Friday, March 23, 2007

Teach the Bible in our Public Schools


The cover story of this coming week's Time magazine is "The Case for Teaching the Bible" in our public schools.

The argument for doing this runs as follows.

1. Teaching the Bible in schools--as an object of study, not God's received word--"is eminently constitutional."

2. "The Bible so pervades Western culture... that it's hard to call anyone educated who hasn't at least given thought to its key passages."

3. The current civic climate makes teaching the Bible in public schools a "now more than ever" proposition.

4. Many believe that knowledge of the Bible is essential to being a "full-fledged, well-rounded citizen."

5. "Polls show that nearly two-thirds of Americans believe the Bible holds the answers to "all or most of life's basic questions." Yet, "pollster George Gallup has dubbed us "a nation of biblical illiterates." Only half of U.S.dults know the title of even one Gospel. Most can't name the Bible's first book. The trend extends even to Evangelicals, only 44% of whose teens could identify a particular quote as coming from the Sermon on the Mount."

6. "SIMPLY PUT, THE BIBLE IS THE MOST influential book ever written. Not only is the Bible the best-selling book of all time, it is the best-selling book of the year every year. In a 1992 survey of English teachers to determine the top-10 required "book-length works" in high school English classes, plays by Shakespeare occupied three spots and the Bible none. And yet, let's compare the two: Beauty of language: Shakespeare, by a nose. Depth of subject matter: toss-up. Breadth of subject matter: the Bible. Numbers published, translated etc: Bible. Number of people martyred for: Bible. Number of wars attributed to: Bible. Solace and hope provided to billions: you guessed it. And Shakespeare would almost surely have agreed."

7. "If literature doesn't interest you, you also need the Bible to make sense of the ideas and rhetoric that have helped drive U.S. history."
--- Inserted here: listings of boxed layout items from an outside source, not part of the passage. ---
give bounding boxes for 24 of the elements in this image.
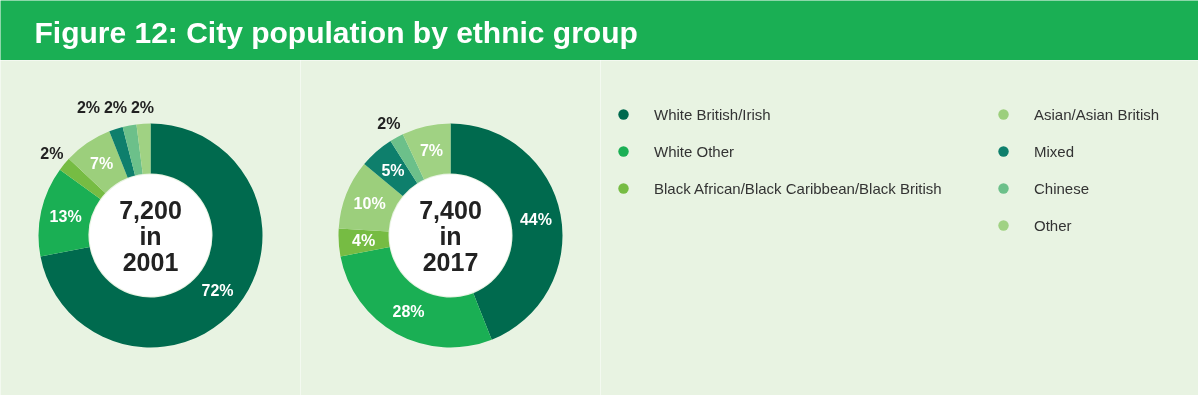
legend-label: White Other <box>654 142 735 160</box>
data-label: 2% <box>103 99 128 117</box>
data-label: 2% <box>76 99 101 117</box>
data-label: 2% <box>377 114 401 132</box>
data-label: 7% <box>90 155 114 173</box>
legend-label: Mixed <box>1034 142 1075 160</box>
data-label: 2% <box>130 99 155 117</box>
data-label: 7% <box>419 142 444 160</box>
data-label: 5% <box>381 161 405 179</box>
chart-title: Figure 12: City population by ethnic group <box>34 16 638 49</box>
data-label: 44% <box>519 210 552 228</box>
data-label: 72% <box>201 282 234 300</box>
data-label: 4% <box>352 232 376 250</box>
legend-label: Asian/Asian British <box>1034 105 1160 123</box>
legend-label: Other <box>1034 216 1072 234</box>
data-label: 28% <box>392 303 425 321</box>
slice-label: 7,200 in 2001 <box>119 195 182 276</box>
legend-label: Black African/Black Caribbean/Black British <box>654 179 942 197</box>
data-label: 10% <box>353 194 386 212</box>
data-label: 13% <box>49 208 82 226</box>
data-label: 2% <box>40 145 64 163</box>
legend-label: White British/Irish <box>654 105 771 123</box>
legend-label: Chinese <box>1034 179 1090 197</box>
slice-label: 7,400 in 2017 <box>419 195 482 276</box>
I agree with these points. In my Philosophy of Religion classes I find students mostly interested in the Bible and largely uninformed as to its content. For a long time I have said that it seems public schools widely miss the mark in education in not teaching the book that is "bedrock" for American history. And Jesus - like it or not, remains the most influential person who has ever walked this planet. Finally, to ignore the public teaching of religion is carrying church-state separation to aburd extremes since "religion" remains, arguably, the most driving force behind what is going on in the world today (as it always has been.